Thank you for your responses, which have addressed my concerns. I will adjust the score accordingly.
Thank you, Reviewer Z3Pb, for your thoughtful review and for taking the time to reconsider your score. We're glad to hear that your concerns have been addressed. Please feel free to reach out if you have any further questions or feedback.
This paper studies visual reasoning in multimodal large language models (MLLMs). The key problem and motivation is that Chain-of-Thought (CoT) mechanism in video understanding remains underexplored.

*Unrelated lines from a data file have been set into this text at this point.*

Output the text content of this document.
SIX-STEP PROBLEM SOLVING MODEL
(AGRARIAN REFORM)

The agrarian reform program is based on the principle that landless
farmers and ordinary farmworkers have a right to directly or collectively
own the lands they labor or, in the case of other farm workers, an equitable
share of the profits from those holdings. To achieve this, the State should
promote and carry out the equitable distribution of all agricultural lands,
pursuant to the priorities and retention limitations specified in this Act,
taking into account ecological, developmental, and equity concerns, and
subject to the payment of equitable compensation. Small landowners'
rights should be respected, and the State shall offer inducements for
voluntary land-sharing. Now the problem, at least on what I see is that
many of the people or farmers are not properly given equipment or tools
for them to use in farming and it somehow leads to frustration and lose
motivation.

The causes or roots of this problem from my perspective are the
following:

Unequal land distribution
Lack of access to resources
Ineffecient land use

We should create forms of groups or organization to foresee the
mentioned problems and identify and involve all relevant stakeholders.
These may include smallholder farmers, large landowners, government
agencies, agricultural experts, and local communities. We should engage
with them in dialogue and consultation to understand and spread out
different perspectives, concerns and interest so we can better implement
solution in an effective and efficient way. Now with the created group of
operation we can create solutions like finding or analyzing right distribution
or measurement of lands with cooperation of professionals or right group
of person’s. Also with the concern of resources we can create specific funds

This work found a visual thinking drift phenomenon, CoT often degrading performance in video reasoning and leading to hallucinated visual details, and further explained the visual thinking drift via a Bayesian lens. A reinforcement learning framework Visual Evidence Reward (VER) is further proposed to explicitly reward reasoning steps aligned with verifiable visual evidence.
The main strengths are that (1) the visual thinking drift problem is novel, (2) the theoretical and empirical analyses are insightful, (3) the proposed visual evidence reward is simple but effective, (4) the evaluation on 10 benchmarks is comprehensive. The main weaknesses or concerns were that (1) comparison with more reasoning models are to be included, (2) a clearer ablation setup to evaluate VER, (3) reliability conresponding to Qwen2.5-VL-72B usage. After rebuttal, the concerns have been addressed and all the final ratings are positive. AC agree with reviewers and recommend accepting this paper.